WICKED LITTLE LETTERS

A letter has arrived at the Swan residence, a despicable letter riddled with obscenities and sexual vulgarity. It’s the 19th of its kind, and each one has scandalized dear old Victoria Swan (Gemma Jones), her stiff-upper-lip of a husband, Edward (Timothy Spall), and their adult daughter Edith (Olivia Colman). The police are called in but offer little help and no promise of an arrest. Edward is flabbergasted that such lewd behavior is allowed to carry on in his England. Surely someone of low class and lower morals is to blame.

Naturally. Which is why the Swans, the police and pretty much everyone else living in the seaside village of Littlehampton suspects single mother Rose Gooding (Jessie Buckley). Why? Because Rose is a modern woman who drinks at the pub in the middle of the day and can swear a scarlet streak at the drop of a hat. That, and she’s Irish. 

The year is 1920, and England is still in the grips of a class system so stifling even those playing by the rules yearn to break free. Especially the women of Littlehampton: They were given new duties and roles in the community while the men went off to fight in the trenches of the Great War. Now the men have returned, and they want everything to go back to the way things were before. Some, particularly Edward, want a return to conservatism so extreme it’s almost as if he’s punishing every last woman for being a woman in the first place.

Written by Jonny Sweet and directed by Thea Sharrock, Wicked Little Letters is based on a real-life scandal—recently unknown until now, according to a couple of title cards at the narrative’s conclusion—but retains the fun of an English period drama. Save for a few scenes, most of the events unfold in and around the homes of Rose and Edith, which give Sweet’s script the feeling of a stage play. That might sound like a knock, but it isn’t.
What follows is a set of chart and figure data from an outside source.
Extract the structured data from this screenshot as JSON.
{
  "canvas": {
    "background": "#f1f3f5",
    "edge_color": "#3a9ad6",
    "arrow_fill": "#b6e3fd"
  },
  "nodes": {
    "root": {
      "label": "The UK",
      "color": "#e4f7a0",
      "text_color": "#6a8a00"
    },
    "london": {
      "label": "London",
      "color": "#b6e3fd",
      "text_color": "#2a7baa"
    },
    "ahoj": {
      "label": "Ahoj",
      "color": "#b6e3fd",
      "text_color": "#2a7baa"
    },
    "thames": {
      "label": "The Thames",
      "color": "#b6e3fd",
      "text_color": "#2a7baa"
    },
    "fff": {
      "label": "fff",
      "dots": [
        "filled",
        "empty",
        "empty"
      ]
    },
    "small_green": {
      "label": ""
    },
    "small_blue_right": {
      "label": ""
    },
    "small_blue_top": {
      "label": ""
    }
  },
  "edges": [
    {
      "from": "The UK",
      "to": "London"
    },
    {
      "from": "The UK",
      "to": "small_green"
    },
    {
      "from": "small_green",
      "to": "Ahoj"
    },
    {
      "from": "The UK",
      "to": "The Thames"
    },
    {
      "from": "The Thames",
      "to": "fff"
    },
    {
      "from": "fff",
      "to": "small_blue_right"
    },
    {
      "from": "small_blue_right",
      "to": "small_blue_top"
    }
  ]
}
With Colman, Buckley, Spall, and Jones on screen, as well as Anjana Vasan as a police officer trying to solve the case with help from neighbor Ann (Joanna Scanlan), the best thing a writer and director can do is provide the material and let the actors run with it. Sharrock aids a cinematic flair here and there but makes sure the performers do what they came here to do.

And they do. Wicked Little Letters is verbose and vulgar in all the right ways. It’s also a fairly clever way to depict the consequences of repression and suppression on anyone—regardless of their class, gender, or race. “Once I started, I just couldn’t stop,” the author of the obscene letters admits. 

The author of the letters isn’t much of a mystery. Sweet and Sharrock reveal that piece of information about halfway through the story. Why they wrote what they did is the real question. As is the question of whether they will be caught before someone else, someone from a lower class, takes the fall. It’s a sophisticated little comedy when all is said and done—with about as many F-bombs as a crime drama to boot.

Rating: 3.5 out of 5.

Wicked Little Letters (2023)
Directed by Thea Sharrock
Written by Jonny Sweet
Produced by Graham Broadbent, Olivia Colman, Ed Sinclair, Jo Wallett
Starring: Jessie Buckley, Olivia Colman, Timothy Spall, Gemma Jones, Anjana Vasan, Joanna Scanlan, Eileen Atkins, Alisha Weir, Malachi Kirby
Sony Pictures Classics, Rated R, Running time 100 minutes, Premiered Sept. 9, 2023 at the Toronto International Film Festival



The above review first appeared in the pages of Boulder Weekly Vol. 31, No. 36, “Dirty talk.”